Два года, мать твою, Юля! Да уже почти два с половиной. Надоело. Я ей тогда нужен был только как друг и член на один раз, теперь и вовсе не обошёлся. Ответочка от судьбы. Когда имеешь всё что движется, не задумываясь о том, что же чувствует это самое, что движется.
Пусть идёт, пусть убегает. Она только это и умеет, мелкая коза. Но я не дам ей сломать себе жизнь, выйдя замуж за этого козла. Да и не хочет она ни его, ни за него.
Звонит телефон — номер незнакомый.
— Слушаю.
— Слушает он, — узнаю низкий бас, — ты свой зад не думаешь тащить, чтобы поздороваться?

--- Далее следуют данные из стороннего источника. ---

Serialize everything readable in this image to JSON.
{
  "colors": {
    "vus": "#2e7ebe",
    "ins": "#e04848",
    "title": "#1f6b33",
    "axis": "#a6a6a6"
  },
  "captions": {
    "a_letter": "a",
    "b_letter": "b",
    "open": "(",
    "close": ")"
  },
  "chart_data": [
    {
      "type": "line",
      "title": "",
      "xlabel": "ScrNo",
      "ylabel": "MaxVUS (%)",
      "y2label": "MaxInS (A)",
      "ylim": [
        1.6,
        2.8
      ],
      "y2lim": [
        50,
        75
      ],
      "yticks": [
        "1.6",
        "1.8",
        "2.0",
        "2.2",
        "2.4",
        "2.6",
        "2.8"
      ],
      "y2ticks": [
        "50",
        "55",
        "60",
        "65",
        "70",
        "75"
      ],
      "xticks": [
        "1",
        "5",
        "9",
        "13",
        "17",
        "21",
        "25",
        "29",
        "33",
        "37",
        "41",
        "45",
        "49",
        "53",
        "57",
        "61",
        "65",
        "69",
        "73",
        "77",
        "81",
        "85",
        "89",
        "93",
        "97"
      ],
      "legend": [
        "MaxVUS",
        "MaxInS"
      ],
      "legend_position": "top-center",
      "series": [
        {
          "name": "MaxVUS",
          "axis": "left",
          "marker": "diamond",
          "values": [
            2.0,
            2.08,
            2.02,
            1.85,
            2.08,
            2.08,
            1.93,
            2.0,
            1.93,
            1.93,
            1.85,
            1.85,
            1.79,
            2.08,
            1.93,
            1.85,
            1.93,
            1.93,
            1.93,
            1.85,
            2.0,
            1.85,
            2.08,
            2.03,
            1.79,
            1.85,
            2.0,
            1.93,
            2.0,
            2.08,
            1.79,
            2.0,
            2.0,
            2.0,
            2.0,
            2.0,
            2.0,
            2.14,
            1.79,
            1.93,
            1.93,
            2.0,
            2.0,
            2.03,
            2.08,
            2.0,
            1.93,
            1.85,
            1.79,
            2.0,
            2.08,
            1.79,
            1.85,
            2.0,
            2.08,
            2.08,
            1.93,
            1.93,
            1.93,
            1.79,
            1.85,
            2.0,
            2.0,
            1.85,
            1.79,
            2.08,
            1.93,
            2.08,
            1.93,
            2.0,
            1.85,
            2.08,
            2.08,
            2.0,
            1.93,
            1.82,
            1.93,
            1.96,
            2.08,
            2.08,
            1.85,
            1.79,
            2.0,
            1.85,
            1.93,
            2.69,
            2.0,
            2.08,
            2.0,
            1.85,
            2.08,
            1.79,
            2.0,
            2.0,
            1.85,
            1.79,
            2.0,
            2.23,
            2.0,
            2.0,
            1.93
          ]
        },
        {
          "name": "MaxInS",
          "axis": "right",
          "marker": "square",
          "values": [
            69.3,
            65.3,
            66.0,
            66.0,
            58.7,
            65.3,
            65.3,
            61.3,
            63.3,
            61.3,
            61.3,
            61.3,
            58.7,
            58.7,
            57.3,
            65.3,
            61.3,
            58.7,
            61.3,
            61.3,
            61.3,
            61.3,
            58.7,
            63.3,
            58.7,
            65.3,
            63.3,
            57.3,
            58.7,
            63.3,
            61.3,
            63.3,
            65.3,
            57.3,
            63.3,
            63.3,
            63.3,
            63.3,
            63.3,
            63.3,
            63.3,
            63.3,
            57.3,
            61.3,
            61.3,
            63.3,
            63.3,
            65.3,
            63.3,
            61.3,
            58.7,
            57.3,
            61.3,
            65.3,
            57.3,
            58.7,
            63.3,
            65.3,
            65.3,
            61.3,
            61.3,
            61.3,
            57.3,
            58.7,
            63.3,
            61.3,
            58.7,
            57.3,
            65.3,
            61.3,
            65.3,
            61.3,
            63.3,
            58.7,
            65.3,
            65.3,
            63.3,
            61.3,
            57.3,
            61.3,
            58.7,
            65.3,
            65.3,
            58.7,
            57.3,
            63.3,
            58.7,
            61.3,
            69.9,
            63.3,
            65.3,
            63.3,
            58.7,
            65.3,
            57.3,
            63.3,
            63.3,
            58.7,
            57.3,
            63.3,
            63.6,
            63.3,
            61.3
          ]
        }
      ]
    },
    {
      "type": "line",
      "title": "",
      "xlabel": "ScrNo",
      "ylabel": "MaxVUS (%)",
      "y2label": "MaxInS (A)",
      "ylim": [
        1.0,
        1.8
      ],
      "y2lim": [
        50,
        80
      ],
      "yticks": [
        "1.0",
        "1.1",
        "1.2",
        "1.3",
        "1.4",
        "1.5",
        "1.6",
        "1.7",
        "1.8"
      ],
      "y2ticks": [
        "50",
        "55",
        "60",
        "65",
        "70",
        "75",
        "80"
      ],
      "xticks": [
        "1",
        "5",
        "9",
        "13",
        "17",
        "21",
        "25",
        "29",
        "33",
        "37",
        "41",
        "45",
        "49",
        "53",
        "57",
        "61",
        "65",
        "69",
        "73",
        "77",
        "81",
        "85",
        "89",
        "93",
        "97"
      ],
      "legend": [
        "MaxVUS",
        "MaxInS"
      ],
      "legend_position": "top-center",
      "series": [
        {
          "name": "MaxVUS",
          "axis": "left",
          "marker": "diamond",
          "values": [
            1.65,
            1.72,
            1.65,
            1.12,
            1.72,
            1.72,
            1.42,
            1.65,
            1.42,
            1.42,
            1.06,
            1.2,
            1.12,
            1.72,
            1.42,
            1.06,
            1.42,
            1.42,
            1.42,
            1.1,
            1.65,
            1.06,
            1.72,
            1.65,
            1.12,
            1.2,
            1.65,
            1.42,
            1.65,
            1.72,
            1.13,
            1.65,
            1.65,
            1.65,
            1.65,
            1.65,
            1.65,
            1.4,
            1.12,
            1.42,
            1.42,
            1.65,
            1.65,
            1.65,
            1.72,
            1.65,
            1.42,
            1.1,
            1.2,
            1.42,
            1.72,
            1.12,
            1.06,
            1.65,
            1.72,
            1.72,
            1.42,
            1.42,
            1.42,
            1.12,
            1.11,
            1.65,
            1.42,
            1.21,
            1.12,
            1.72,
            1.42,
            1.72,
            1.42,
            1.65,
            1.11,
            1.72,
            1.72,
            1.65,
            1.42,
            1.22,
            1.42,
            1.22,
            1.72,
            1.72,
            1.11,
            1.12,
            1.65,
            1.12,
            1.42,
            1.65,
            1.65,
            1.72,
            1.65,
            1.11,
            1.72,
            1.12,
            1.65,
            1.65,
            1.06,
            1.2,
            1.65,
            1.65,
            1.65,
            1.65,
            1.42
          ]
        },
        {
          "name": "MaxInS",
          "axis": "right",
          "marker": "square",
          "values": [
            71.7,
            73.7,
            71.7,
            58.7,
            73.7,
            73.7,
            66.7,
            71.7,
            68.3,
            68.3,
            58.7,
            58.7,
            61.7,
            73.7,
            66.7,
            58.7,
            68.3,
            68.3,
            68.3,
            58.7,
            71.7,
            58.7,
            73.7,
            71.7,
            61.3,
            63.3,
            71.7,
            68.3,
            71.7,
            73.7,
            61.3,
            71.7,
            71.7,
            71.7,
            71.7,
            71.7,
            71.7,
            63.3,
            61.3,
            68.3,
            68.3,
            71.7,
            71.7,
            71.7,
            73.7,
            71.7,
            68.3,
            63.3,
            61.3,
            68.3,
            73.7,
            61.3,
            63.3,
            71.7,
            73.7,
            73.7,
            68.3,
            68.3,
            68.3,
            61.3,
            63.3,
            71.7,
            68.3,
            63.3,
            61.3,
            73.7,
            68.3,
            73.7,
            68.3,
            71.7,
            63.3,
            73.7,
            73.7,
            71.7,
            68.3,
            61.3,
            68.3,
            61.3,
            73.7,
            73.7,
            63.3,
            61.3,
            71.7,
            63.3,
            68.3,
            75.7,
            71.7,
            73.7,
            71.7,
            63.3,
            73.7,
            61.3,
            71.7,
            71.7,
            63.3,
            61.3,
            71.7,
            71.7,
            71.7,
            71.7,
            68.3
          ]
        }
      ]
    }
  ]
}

— Привет, Алексей Викторович, — тон бывшего тренера заставляет усмехнуться. Медведь обиделся — дело опасное.
— Лекс. Или Алексей. Сто раз говорил, — рычит в трубку.
— Понял. По старой памяти всплыло. Ты в клубе?
— Нет. В клубе я тебе потом задницу надеру, а сегодня дома. Яна на курсах, с Алиской сижу. С ней, конечно, не скучно, но за неделю уже хочется и взрослое лицо увидеть.
— Моё подойдёт? — усмехаюсь.
— Под пиво. Да и у тебя не лицо, а рожа. Но хоть так.
— Скоро буду. Ставь чайник, — уже ржу.
В ответ Шевцов просто кладёт трубку. Он вообще не любит телефонные разговоры, и так выжал из себя максимум.
После того, как он вытащил меня из ванной с исполосованными руками, а потом на утро, когда я оклемался, прописал хороших пиздюлей. В прямом, не педагогическом смысле. Поговорил с матерью, вызвонил отца. Не знаю, что он ему сказал, но уже через несколько часов сгрузил меня в свою машину и отвёз к бате за четыреста километров.
Там меня на месяц закрыли в психушке. Телефон неделю не давали. Но мозги на место поставили, хоть всё это было и жёстко.